Marvin Davis to Mission Viejo Company

22,000 Acres, a vast ranch to be transformed into a thriving "New Town" of Highlands Ranch

  • 1976:  Lawrence Phipps Jr. dies.  He was the last Highlands Ranch Mansion homeowner, having owned the property since 1937
  • 1977:  Marvin Davis & others (Highlands Venturers) acquire the ranch from the Phipps Estate.
  • 1978:  Filming for "Centennial, the Miniseries" occurs at the Mansion and grounds
  • 1978: Mission Viejo Company acquires an option on the property now known as Highlands Ranch.
  • 1979: The Board of Douglas County Commissioners approves Planned Community District Zoning for the property, and Mission Viejo Company purchases the property.
  • 1980: Construction of the first phase of Highlands Ranch begins.
  • 1981:  The first home is sold and residents move in.  The FOUNDING of Highlands Ranch!


1978 Filming of Centennial, the Miniseries at the Mansion

It was during the transition time between the Phipps Estate,  Marvin Davis, and the Mission Viejo purchase, that Hollywood came to Highlands Ranch!

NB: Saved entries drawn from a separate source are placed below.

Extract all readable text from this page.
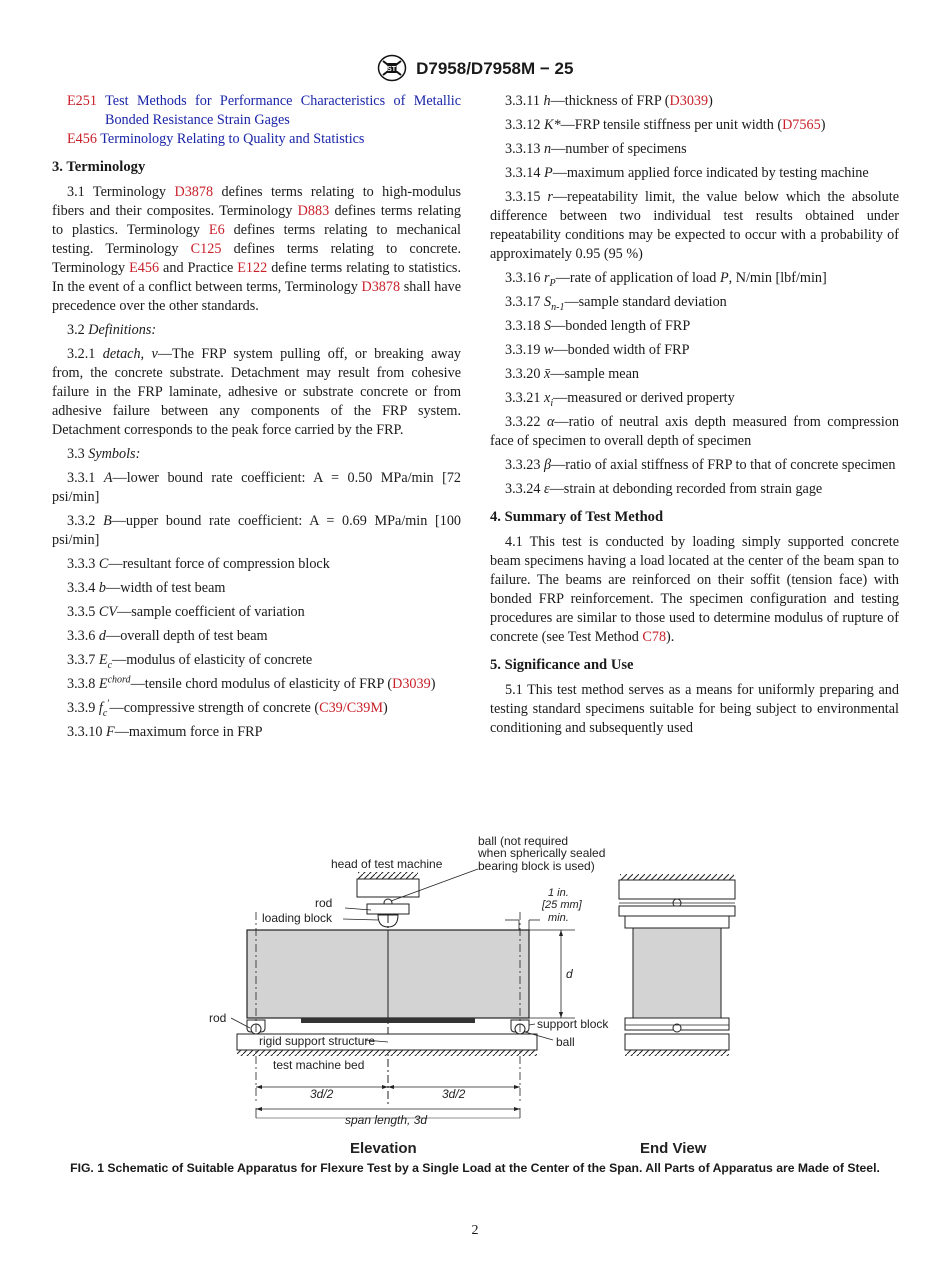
ASTM D7958/D7958M − 25

E251 Test Methods for Performance Characteristics of Metallic Bonded Resistance Strain Gages

E456 Terminology Relating to Quality and Statistics

3. Terminology

3.1 Terminology D3878 defines terms relating to high-modulus fibers and their composites. Terminology D883 defines terms relating to plastics. Terminology E6 defines terms relating to mechanical testing. Terminology C125 defines terms relating to concrete. Terminology E456 and Practice E122 define terms relating to statistics. In the event of a conflict between terms, Terminology D3878 shall have precedence over the other standards.

3.2 Definitions:

3.2.1 detach, v—The FRP system pulling off, or breaking away from, the concrete substrate. Detachment may result from cohesive failure in the FRP laminate, adhesive or substrate concrete or from adhesive failure between any components of the FRP system. Detachment corresponds to the peak force carried by the FRP.

3.3 Symbols:

3.3.1 A—lower bound rate coefficient: A = 0.50 MPa/min [72 psi/min]

3.3.2 B—upper bound rate coefficient: A = 0.69 MPa/min [100 psi/min]

3.3.3 C—resultant force of compression block

3.3.4 b—width of test beam

3.3.5 CV—sample coefficient of variation

3.3.6 d—overall depth of test beam

3.3.7 $E_c—modulus$ of elasticity of concrete

3.3.8 $E^{chord}—tensile$ chord modulus of elasticity of FRP (D3039)

3.3.9 $f_c'—compressive$ strength of concrete (C39/C39M)

3.3.10 F—maximum force in FRP

3.3.11 h—thickness of FRP (D3039)

3.3.12 K*—FRP tensile stiffness per unit width (D7565)

3.3.13 n—number of specimens

3.3.14 P—maximum applied force indicated by testing machine

3.3.15 r—repeatability limit, the value below which the absolute difference between two individual test results obtained under repeatability conditions may be expected to occur with a probability of approximately 0.95 (95 %)

3.3.16 $r_P—rate$ of application of load P, N/min [lbf/min]

3.3.17 $S_{n-1}—sample$ standard deviation

3.3.18 S—bonded length of FRP

3.3.19 w—bonded width of FRP

3.3.20 x̄—sample mean

3.3.21 $x_i—measured$ or derived property

3.3.22 α—ratio of neutral axis depth measured from compression face of specimen to overall depth of specimen

3.3.23 β—ratio of axial stiffness of FRP to that of concrete specimen

3.3.24 ε—strain at debonding recorded from strain gage

4. Summary of Test Method

4.1 This test is conducted by loading simply supported concrete beam specimens having a load located at the center of the beam span to failure. The beams are reinforced on their soffit (tension face) with bonded FRP reinforcement. The specimen configuration and testing procedures are similar to those used to determine modulus of rupture of concrete (see Test Method C78).

5. Significance and Use

5.1 This test method serves as a means for uniformly preparing and testing standard specimens suitable for being subject to environmental conditioning and subsequently used

ball (not required
when spherically sealed
bearing block is used)
head of test machine
rod
loading block
1 in.
[25 mm]
min.
d
rod	support block
ball
rigid support structure
test machine bed
3d/2	3d/2
span length, 3d
Elevation	End View
FIG. 1 Schematic of Suitable Apparatus for Flexure Test by a Single Load at the Center of the Span. All Parts of Apparatus are Made of Steel.
2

Centennial was a 12-episode TV miniseries that aired on NBC from October 1978 to February 1979. It is the fictional story of Centennial, Colorado, from 1795 to the 1970s. and was based on the 1974 novel of the same name by Pulitzer prize-winning author James A. Michener.  Various actors and actresses were filmed here, such as Lynne Redgrave and Raymond Burr.  While only a small portion of the miniseries was filmed at the Highlands Ranch Mansion, it adds to the glamour and the story of the Mansion, as well as leaving a living legacy in Highlands Ranch thru the use of "Centennial" and "Venneford Ranch" as names of streets and businesses.    Watch the YouTube program about the filming of Centennial here at the Mansion:










  • Mission Viejo Company (MVC) purchased 640 acres in Aurora, CO around 1972.  The housing community, modeled after their success in California, was initially only modestly successful, as the housing needs in Colorado were a bit different than what they built in California.  By 1975 they had found their groove in Aurora.

  • Following Lawrence Phipps II’s death in 1976, the Phipps Estate sold the 22,000 acre Phipps Highlands Ranch south of Littleton, CO for $12 million to a Denver entrepreneur, Marvin Davis, who formed a Venture Company to market the ranch. 

    The local Mission Viejo Aurora manager, Pat Farrell, heard of this, and notified the California management team.  Inquiries were made, and the company decided to seriously explore the viability of developing a master planned community south of Littleton.

    The company took an option in 1978 and proceeded to work on a development plan, to secure the necessary approvals, especially from Douglas County. The company purchased the Phipps Highlands Ranch in early 1979 for around $26 million, and proceeded to refine the development plan and start planning the infrastructures needed.


Mission Viejo Development Plan 1979, to transform the 22,000 acre ranch into a "master planned community" of thousands of residents.


James Toepfer, the first President of the Colorado Division of Mission Viejo

Considered to be the "Father of Highlands Ranch" 

In early 1980’s several people were hired or were transferred from California.  The ranch would continue to be a functioning cattle ranch for many years while development occurred. The first interchange/entrance to the New Town of Highlands Ranch was at County Line Road and Broadway.



In addition to being the master planning community manager, Mission Viejo was the exclusive home builder for many years.  The first homes were completed in the fall of 1981, near the intersection of Broadway and Northridge Parkway.  Three model homes were offered in the first filing. 

Home sales were initially slowed by very high interest rates, and the public’s perception that this development was very far out there from anything else in the south Denver area.  Gradually services were added; banks, shopping centers, convenience center, recreation centers, parks, post office, schools, and churches.

The community grew steadily thru the 1980’s.  In the late 1980’s  MVC decided to sell land to other home builders.  Housing growth accelerated  rapidly. This continued thru the 1990’s where MVC’s  parent company, Phillip Morris, decided to sell MVC.